Por continuidad, haremos referencia a los propios procesos del trabajo de
curaduría, y de qué manera puede perderse en la repetición y las tendencias.
En vez de alimentar el mercado, la repetición puede convertirse en continuidad,
literalmente hacer lo mismo para producir algo distinto, no en los productos,
sino en la imaginación. Propongo no sólo trabajar en el mismo ámbito o tema
como investigadores, sino también radicalizar este aspecto y la resistencia al
mercado, trabajando en un plan a largo plazo. No un plan a cinco años, sino a
diez, que haga constantemente la misma exhibición con los mismos artistas.
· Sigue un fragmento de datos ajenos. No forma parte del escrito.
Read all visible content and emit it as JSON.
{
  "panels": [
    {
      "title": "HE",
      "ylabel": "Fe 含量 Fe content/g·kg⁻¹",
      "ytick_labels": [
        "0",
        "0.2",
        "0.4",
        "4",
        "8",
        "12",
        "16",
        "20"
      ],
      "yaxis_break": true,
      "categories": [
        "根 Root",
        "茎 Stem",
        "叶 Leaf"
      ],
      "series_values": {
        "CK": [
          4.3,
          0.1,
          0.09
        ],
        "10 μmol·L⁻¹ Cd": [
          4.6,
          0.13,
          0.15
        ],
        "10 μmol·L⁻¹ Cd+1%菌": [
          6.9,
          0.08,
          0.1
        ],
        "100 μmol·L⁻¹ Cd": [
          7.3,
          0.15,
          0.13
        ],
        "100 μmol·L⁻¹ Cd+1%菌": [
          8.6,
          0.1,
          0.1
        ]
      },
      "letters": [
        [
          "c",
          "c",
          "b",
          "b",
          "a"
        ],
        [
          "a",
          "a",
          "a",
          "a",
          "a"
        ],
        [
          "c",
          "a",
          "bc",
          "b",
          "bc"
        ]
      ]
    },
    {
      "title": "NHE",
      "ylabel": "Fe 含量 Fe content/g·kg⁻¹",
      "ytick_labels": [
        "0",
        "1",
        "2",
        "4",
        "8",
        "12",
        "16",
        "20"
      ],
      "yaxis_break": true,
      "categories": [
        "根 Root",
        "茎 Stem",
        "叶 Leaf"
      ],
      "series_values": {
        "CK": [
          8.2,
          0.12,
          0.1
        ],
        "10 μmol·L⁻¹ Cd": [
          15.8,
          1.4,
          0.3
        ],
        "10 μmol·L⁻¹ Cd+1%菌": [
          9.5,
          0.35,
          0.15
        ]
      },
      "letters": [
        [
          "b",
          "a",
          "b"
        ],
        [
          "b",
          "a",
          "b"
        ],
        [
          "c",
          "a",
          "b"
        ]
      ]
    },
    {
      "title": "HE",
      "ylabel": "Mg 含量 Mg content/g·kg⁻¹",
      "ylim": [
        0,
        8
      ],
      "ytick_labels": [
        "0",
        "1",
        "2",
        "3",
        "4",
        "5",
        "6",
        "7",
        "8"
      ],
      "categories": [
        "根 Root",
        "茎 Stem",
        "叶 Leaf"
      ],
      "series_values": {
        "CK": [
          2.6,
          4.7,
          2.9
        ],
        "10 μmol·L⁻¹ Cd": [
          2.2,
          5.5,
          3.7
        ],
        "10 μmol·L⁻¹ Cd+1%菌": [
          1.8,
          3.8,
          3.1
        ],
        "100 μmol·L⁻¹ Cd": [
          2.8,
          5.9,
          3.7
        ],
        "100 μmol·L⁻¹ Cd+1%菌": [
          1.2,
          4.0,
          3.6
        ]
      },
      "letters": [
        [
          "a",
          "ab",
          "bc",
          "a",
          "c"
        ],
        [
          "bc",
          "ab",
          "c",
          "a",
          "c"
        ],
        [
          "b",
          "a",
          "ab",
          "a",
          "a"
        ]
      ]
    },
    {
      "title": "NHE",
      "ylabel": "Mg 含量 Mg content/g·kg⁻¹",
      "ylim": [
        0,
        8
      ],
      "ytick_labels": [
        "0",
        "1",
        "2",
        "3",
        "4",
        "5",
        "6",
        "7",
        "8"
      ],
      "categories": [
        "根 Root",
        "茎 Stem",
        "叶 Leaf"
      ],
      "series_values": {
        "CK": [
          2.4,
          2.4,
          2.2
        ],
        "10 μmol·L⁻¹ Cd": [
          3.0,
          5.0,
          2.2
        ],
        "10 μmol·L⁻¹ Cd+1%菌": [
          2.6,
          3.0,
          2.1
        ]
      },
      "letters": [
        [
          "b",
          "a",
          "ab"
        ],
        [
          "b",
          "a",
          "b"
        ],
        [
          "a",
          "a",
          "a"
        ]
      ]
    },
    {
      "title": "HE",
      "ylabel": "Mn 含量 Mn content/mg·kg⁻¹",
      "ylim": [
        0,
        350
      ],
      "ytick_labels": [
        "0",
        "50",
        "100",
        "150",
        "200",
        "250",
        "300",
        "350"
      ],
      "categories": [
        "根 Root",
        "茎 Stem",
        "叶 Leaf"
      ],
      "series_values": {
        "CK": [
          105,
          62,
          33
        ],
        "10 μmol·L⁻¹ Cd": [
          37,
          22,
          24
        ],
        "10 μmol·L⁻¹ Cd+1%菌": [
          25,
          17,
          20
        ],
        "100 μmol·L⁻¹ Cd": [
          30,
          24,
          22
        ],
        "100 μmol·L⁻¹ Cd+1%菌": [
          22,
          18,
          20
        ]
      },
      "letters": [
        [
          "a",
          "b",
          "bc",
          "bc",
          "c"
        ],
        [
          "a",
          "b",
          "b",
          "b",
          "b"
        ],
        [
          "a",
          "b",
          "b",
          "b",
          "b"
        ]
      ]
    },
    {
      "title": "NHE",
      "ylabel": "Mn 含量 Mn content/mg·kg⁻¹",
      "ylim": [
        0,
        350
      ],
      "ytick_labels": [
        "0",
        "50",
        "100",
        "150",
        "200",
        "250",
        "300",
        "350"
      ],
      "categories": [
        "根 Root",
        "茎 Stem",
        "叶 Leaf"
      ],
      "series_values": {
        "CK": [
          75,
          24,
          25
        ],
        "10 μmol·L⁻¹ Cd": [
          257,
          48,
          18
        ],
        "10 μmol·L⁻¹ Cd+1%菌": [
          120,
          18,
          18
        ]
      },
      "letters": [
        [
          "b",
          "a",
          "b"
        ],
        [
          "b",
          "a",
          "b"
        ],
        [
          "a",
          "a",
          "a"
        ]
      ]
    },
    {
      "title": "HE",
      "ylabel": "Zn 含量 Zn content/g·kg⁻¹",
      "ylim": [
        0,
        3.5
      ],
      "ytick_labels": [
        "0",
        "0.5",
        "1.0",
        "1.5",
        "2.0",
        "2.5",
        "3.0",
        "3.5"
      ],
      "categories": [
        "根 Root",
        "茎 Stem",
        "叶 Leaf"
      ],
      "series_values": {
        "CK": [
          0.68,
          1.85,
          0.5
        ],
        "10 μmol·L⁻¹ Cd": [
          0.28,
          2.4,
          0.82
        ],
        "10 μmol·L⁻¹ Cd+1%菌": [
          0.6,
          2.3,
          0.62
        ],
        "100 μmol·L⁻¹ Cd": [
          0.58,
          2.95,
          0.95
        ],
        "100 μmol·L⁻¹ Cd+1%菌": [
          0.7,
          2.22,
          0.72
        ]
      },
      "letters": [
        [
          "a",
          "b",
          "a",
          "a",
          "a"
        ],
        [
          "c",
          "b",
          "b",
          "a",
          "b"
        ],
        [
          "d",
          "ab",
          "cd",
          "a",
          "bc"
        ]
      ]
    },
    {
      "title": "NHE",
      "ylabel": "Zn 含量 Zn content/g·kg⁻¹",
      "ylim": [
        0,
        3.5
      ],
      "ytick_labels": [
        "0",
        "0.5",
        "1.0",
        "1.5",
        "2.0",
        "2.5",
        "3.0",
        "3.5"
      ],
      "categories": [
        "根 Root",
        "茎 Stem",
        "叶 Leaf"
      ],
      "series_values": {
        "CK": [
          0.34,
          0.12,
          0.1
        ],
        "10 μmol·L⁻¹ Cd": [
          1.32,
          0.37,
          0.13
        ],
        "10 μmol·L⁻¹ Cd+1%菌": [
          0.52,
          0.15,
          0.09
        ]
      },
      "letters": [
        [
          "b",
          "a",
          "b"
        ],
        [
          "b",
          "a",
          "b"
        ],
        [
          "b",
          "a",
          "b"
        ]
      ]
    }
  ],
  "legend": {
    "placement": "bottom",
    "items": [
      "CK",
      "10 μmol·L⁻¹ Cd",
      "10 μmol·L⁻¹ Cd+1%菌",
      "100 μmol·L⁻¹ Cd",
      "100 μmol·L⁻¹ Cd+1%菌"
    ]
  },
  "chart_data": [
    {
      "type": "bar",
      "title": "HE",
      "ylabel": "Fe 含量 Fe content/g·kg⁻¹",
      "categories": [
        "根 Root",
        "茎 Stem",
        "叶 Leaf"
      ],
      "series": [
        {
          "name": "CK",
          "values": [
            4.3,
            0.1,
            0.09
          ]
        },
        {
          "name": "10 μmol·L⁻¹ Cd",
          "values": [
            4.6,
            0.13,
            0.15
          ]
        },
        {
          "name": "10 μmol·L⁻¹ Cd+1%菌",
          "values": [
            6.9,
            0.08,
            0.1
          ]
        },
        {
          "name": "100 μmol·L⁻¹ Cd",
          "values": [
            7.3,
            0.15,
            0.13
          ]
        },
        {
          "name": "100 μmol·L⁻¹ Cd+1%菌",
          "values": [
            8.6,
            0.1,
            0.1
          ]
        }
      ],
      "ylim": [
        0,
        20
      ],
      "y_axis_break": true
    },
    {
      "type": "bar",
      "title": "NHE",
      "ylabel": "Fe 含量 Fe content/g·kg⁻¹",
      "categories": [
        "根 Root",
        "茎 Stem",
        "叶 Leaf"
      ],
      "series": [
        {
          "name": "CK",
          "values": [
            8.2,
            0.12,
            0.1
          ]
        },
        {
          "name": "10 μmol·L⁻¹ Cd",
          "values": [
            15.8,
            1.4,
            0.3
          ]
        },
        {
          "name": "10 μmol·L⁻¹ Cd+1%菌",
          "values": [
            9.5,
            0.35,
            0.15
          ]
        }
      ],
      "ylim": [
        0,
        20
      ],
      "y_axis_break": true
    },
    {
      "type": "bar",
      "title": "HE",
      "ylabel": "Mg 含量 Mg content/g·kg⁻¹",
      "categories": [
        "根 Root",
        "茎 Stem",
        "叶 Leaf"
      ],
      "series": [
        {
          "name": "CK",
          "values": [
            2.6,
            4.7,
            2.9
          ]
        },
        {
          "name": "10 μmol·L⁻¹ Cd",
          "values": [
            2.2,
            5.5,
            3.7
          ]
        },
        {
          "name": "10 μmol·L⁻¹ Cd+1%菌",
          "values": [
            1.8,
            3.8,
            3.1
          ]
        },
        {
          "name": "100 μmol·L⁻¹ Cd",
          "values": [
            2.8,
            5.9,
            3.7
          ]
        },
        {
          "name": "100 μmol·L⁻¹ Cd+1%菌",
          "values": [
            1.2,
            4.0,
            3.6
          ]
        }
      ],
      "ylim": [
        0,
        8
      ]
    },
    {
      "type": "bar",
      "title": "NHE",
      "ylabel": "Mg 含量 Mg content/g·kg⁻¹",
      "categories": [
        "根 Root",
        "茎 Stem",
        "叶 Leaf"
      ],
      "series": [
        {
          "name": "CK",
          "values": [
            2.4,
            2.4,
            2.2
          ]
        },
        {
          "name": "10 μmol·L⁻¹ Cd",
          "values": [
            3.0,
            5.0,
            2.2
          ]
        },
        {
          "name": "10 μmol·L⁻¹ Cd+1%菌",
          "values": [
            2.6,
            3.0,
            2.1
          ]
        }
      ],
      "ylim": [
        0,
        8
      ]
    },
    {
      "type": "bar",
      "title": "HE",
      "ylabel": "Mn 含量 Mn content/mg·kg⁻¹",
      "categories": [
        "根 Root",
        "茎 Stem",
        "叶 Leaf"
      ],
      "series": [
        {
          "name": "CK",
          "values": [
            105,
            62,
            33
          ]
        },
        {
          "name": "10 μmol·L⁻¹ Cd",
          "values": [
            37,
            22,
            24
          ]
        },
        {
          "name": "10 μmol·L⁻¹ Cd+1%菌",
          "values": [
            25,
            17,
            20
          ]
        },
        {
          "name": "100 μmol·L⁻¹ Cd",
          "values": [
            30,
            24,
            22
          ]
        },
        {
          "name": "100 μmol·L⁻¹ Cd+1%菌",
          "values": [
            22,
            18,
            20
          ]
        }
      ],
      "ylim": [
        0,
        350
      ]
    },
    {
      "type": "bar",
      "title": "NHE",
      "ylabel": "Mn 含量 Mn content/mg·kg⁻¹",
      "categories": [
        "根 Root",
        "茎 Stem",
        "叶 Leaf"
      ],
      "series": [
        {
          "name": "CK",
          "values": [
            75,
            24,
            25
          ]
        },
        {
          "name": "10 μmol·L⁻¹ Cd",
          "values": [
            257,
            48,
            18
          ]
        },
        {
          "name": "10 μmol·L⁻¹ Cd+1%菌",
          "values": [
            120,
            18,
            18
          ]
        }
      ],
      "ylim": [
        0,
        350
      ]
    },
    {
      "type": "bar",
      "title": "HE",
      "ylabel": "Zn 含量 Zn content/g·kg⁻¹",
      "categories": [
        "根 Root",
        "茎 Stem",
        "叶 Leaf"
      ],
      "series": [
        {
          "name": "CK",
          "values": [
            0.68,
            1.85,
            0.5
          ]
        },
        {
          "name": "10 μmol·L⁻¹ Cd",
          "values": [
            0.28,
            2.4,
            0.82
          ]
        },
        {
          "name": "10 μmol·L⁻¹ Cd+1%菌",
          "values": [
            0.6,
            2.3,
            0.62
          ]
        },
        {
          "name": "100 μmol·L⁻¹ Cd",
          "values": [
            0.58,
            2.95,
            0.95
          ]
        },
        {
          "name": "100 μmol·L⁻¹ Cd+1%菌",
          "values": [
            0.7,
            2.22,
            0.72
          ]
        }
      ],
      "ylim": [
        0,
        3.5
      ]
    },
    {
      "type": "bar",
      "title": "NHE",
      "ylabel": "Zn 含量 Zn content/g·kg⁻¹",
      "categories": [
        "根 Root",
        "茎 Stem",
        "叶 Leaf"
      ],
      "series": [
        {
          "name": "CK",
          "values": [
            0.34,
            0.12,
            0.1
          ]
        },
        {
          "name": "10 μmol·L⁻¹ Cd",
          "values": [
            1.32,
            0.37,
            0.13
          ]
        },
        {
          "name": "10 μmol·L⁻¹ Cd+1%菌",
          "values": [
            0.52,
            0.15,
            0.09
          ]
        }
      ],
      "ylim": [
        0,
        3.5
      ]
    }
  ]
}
Imaginemos esto: pedirle de manera constante a los mismos artistas que
contribuyan a la misma exhibición temática, yendo así a las profundidades de la
materia en vez de rozar la superficie. De hecho, ir al fondo mismo como sea,
rechazando las demandas de novedad, de constantes (re)territorializaciones –
“la pintura hoy”, “el retorno de lo político”, “muestra de nuevo arte británico”–
para, en lugar de ello, insistir en la realización de la misma muestra, ya sea de
manera itinerante o dentro de la misma institución o ciudad. Ahora bien, alguien
podría decir que esto es lo que de hecho hacen muchos curadores, sin importar
la regularidad con que cambien de temas, escenas y generaciones; pero en
vez de objetar u ocultar este hecho, quisiera sugerir que lo articulemos, y a
través de esta continuidad autoimpuesta y autotransformadora, nos internemos
en la producción y el pensamiento de los artistas, en la misma medida en que
los artistas podrían entonces internarse en los métodos y el pensamiento de los
curadores, como así también desarrollar –de manera bastante literal, para bien
o para mal– relaciones a largo plazo con el propio público, distrito o comunidad
imaginaria. Producir un público es hacer un mundo. Y también hacer que otros
mundos sean posibles…
1. Tony Bennett, “The Exhibitionary Complex”, en R. Greenberg., B. Ferguson y S. Nairne
(eds.), Thinking About Exhibitions, Londres, Routledge, 1996, p. 84.
2. Frazer Ward, “The Haunted Museum: Institutional Critique and Publicity”, October 73,
1995, p. 74.
3. Michael Warner, Publics ond Counterpublics, Nueva York, Zone Books, 2002.
4. Marion von Osten, “A Question of Attitude - Changing Methods. Shifting Discourses.
Producing Publics. Organizing Exhibitions”, en Simon Sheikh (ed.), In the Place of the Public
Sphere?, Berlín, B-Books, 2005.
5. Cornelius Castoriadis, The Imaginary Institution of Society, Londres, Poilty Press, 1987, p. 373. (Original francés publicado en 1976).[Título en español, La institución imaginaria de la sociedad].